Though you can sometimes get the same effect by neurotically pressing “refresh” on Soccernet or similar, I know all about “this phenomenon”:http://www.wsc.co.uk/articles/229cfax.html :

bq. Everyone who watches football on Ceefax will have a favourite text moment, even if it’s just the thrill of seeing the screen refresh to reveal, with great dramatic timing, that in fact it’s still 0-0 and you’re staring intently at a black rectangle with some numbers on it. Occasionally I’ve watched the last 20 minutes of a cup tie, or sat through a penalty shoot-out. Sad, perhaps, but surprisingly engrossing. It’s not just football, either. With my four housemates I watched the last 200 runs of Brian Lara’s record-breaking 501 not out for Warwickshire in 1994 on Ceefax. And it was great.

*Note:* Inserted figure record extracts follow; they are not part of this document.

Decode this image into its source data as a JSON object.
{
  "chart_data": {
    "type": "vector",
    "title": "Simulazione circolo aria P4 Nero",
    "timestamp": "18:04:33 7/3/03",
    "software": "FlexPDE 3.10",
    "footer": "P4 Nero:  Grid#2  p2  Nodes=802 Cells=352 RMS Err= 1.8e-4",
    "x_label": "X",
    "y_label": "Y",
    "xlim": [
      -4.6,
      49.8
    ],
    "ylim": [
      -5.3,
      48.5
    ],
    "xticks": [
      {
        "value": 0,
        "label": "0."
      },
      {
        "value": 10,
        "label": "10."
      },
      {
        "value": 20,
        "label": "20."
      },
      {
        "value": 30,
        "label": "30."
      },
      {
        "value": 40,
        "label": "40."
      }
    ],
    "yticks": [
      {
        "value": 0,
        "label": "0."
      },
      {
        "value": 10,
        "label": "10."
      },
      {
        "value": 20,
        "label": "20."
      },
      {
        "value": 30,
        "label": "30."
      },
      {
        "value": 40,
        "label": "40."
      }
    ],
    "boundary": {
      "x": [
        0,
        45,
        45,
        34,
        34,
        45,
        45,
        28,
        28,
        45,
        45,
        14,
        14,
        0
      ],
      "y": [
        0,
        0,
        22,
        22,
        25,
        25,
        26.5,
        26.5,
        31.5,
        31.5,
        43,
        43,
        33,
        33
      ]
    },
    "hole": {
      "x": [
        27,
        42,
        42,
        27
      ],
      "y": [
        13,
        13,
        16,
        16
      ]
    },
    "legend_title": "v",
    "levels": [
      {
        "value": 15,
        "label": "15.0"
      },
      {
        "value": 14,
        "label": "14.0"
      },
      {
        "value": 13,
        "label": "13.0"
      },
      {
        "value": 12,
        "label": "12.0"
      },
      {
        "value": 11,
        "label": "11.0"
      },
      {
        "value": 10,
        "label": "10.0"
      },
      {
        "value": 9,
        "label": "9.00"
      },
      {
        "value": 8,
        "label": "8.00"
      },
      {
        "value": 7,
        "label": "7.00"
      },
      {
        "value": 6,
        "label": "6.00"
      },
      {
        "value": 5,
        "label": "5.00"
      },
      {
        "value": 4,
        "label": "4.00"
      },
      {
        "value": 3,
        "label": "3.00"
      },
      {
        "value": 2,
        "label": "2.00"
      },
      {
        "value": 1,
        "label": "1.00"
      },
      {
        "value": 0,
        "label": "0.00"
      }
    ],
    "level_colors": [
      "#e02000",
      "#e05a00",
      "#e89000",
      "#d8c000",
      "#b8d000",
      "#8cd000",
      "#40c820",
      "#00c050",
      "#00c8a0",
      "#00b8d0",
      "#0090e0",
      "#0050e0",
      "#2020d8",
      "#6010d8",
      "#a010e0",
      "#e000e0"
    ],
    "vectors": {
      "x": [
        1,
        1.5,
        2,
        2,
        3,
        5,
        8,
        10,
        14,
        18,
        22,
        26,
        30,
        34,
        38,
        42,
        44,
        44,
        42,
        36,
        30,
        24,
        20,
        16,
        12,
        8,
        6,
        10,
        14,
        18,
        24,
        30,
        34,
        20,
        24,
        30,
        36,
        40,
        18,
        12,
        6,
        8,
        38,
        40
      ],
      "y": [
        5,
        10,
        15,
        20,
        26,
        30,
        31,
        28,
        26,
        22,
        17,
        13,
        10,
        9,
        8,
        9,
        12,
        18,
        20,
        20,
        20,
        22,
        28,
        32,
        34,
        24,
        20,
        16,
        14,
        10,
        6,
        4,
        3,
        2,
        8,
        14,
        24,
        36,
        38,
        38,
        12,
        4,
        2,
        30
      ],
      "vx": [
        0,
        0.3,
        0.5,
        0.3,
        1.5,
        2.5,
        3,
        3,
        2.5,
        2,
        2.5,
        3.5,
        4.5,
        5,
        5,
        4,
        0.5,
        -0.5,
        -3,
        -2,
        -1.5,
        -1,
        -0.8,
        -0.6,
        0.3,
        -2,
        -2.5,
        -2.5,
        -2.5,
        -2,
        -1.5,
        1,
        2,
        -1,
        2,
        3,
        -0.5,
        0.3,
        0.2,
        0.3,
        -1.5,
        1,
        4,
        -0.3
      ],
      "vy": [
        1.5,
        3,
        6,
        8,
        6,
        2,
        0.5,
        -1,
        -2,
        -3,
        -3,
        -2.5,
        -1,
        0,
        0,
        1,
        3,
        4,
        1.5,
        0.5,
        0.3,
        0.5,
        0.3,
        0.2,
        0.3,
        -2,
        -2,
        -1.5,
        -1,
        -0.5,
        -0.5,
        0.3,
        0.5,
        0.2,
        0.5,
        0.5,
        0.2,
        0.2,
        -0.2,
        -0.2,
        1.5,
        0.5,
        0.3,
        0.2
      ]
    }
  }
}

Apparently, Ceefax and Teletext will be phased out from 2008. Life will not be the same.

{ 5 comments }

1

Simstim 11.09.06 at 11:59 am

I experienced most of the 2005 Ashes series via the Graun’s over-by-over page.

2

bpower 11.09.06 at 4:47 pm

Don’t mind the war, this’ll have them stormin Number 10.

3

shwe 11.10.06 at 6:02 am

sad moment indeed

4

strewelpeter 11.10.06 at 7:46 am

For sport as pure information there is nothing to beat ‘watching’ an event as an in running market on betfair.
Try it, you’ll see what I mean.

5

astrongmaybe 11.11.06 at 2:36 pm

It just goes to show what strange varieties “the live” comes in. It’s an interesting topic. When they first began radio sports commentary in the mid-1920s, no one was sure if people would be able to follow it, so they printed out squared diagrams of the rugby pitch in the radio magazines, for the commentator to refer to. It turned out that whatever effort of imagination/abstraction could be done without external support, so it was phased out almost immediately.

Shit – I just realized that this means the end of teletext subtitles for football too. They were always my favourites – to see the subtitler desperately trying to make sense of the commentators’ more abstruse ramblings. Sometimes, a sentence would tentatively begin, then speed up, then a loooooooong pause, then… you could almost see the subtitler’s thought-bubble thinking… “Oh f*** it…” and starting anew.